There are 17,915,053 registered voters in California — the most ever for a primary election. 

And this Tuesday, other states, including the extremely populous New Jersey, may be voting as well, but California is the big prize. I'm sure the various televised trips to In-N-Out on 24-hour news provided you with the hint it’s all about the Golden state as far as the candidates are concerned.

With a surge from environmentalists and those who distrust the Clintons’ coziness with big business, Bernie Sanders is hoping against hope for a strong showing in California, which would prove that he could carry the general election’s most valuable prize and lend credence to his insistence that he is a more viable November candidate than Hillary.

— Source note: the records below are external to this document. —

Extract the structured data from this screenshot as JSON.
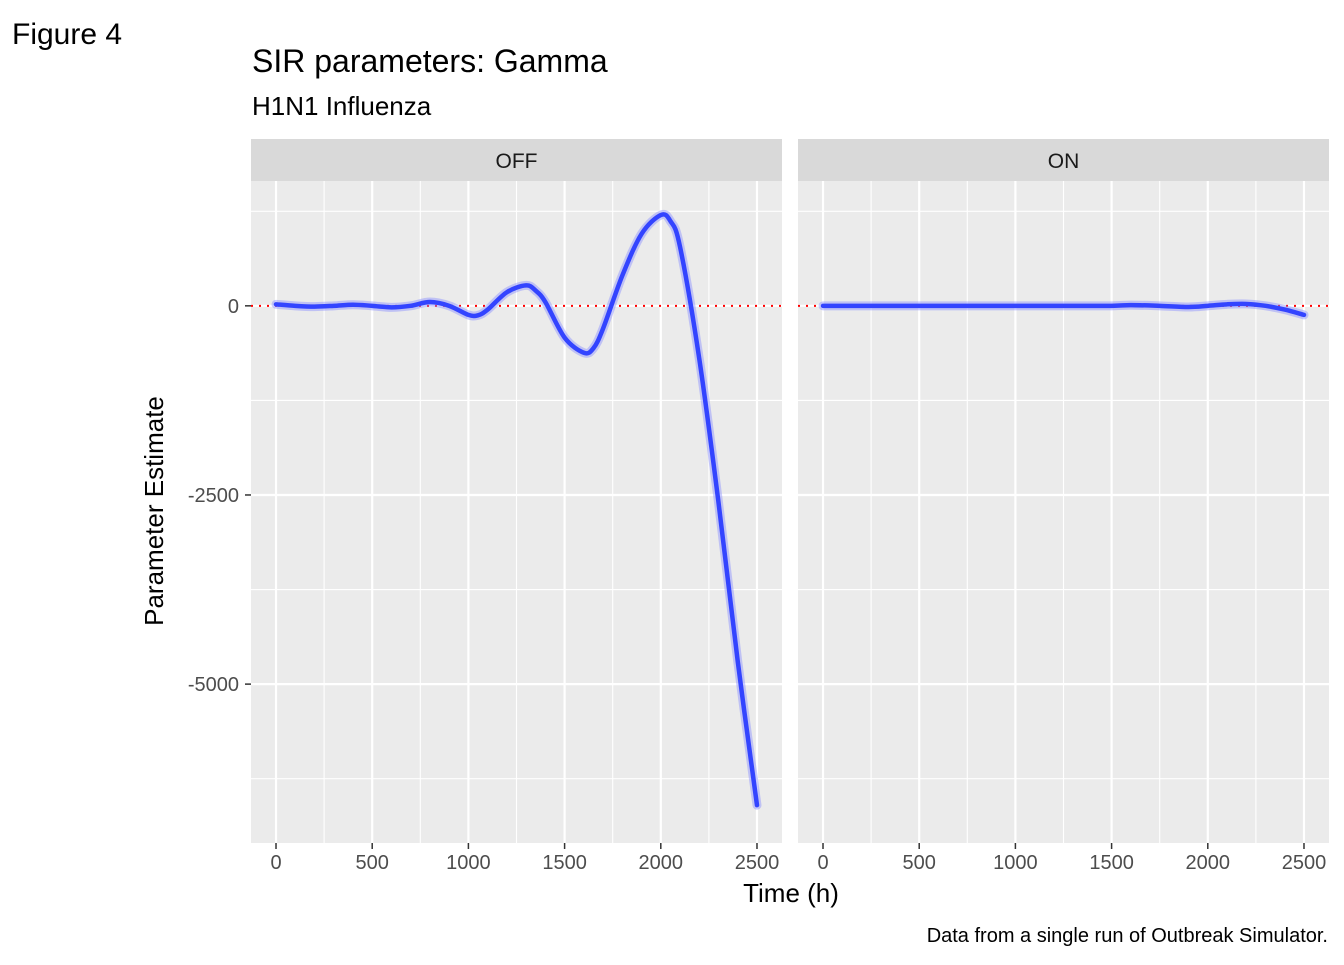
{
  "figure_label": "Figure 4",
  "chart_data": {
    "type": "line",
    "title": "SIR parameters: Gamma",
    "subtitle": "H1N1 Influenza",
    "xlabel": "Time (h)",
    "ylabel": "Parameter Estimate",
    "caption": "Data from a single run of Outbreak Simulator.",
    "xlim": [
      -130,
      2630
    ],
    "ylim": [
      -7100,
      1650
    ],
    "x_ticks": [
      0,
      500,
      1000,
      1500,
      2000,
      2500
    ],
    "x_tick_labels": [
      "0",
      "500",
      "1000",
      "1500",
      "2000",
      "2500"
    ],
    "y_ticks": [
      0,
      -2500,
      -5000
    ],
    "y_tick_labels": [
      "0",
      "-2500",
      "-5000"
    ],
    "reference_line": {
      "y": 0,
      "style": "dotted",
      "color": "#ff0000"
    },
    "line_color": "#3344ff",
    "grid": true,
    "panels": [
      {
        "label": "OFF",
        "x": [
          0,
          100,
          200,
          300,
          400,
          500,
          600,
          700,
          800,
          900,
          1000,
          1050,
          1100,
          1200,
          1300,
          1350,
          1400,
          1500,
          1600,
          1650,
          1700,
          1800,
          1900,
          2000,
          2050,
          2100,
          2200,
          2300,
          2400,
          2500
        ],
        "y": [
          20,
          0,
          -10,
          0,
          15,
          0,
          -20,
          0,
          50,
          0,
          -120,
          -125,
          -50,
          180,
          270,
          200,
          50,
          -420,
          -620,
          -560,
          -300,
          400,
          950,
          1200,
          1120,
          780,
          -700,
          -2600,
          -4700,
          -6600
        ]
      },
      {
        "label": "ON",
        "x": [
          0,
          250,
          500,
          750,
          1000,
          1250,
          1500,
          1600,
          1750,
          1900,
          2000,
          2100,
          2200,
          2300,
          2400,
          2500
        ],
        "y": [
          0,
          0,
          0,
          0,
          0,
          0,
          0,
          10,
          0,
          -15,
          0,
          20,
          25,
          0,
          -50,
          -120
        ]
      }
    ]
  }
}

On the Republican side, there’s a growing sense of resignation. They’ve chosen the left hand path, cast their lot with a $60,000 hair implant with recycled trout lips attached, and begun to think, “Hey, maybe scapegoating an ethnic group for the sake of our own self-esteem is a good idea after all. I seem to remember reading a book where it worked for a few people last century.”

California makes no difference to them, no matter how many votes Arnold Schwarzenegger manages to cast for John Kasich.

But on the Democratic side, more volatile with conflict by the minute, the only question that matters is: What will Bernie do? We don’t know what his plan is if he wins, we don’t know what his plan is if he loses. We only know that he’s one of the few people left in America unwilling to capitulate to another pattern of government by big business lobbies, and he comes with a veritable army of supporters who are poised to scatter like nails from a bomb the minute their savior drops out of the race.

Some will defect to the Trump side for reasons that are completely baffling to me. Some will grit their teeth and vote for Hillary. Others will write Bernie in. I’ll probably vote for Dr. Jill Stein, both because I really want there to be a woman president and because I really want her to have never worked for Goldman Sachs, endorsed Henry Kissinger, or campaigned for Barry Goldwater. But that’s for another article.

According to The New York Times, despite the fact that Clinton is only 28 delegates below the threshold for the nomination, Bernie Sanders has vowed yet again to take his campaign to the floor of the democratic national convention, where he hopes his legions of Bernie-ites can swing the party from the bottom up. Clinton will in all likelihood declare victory today, but will it be complete? No. She will have won the most important battle, but Sanders and his zealous spartan ban will scramble to their Thermopylae and make one last stand, because Bernie-ites, like their hero, are enamored of a tradition of old socialism for which agitation is a matter of life or death. They’ll be certain that come November, they come home with their placards or on them, just as the Leonidas and his band said about their shields.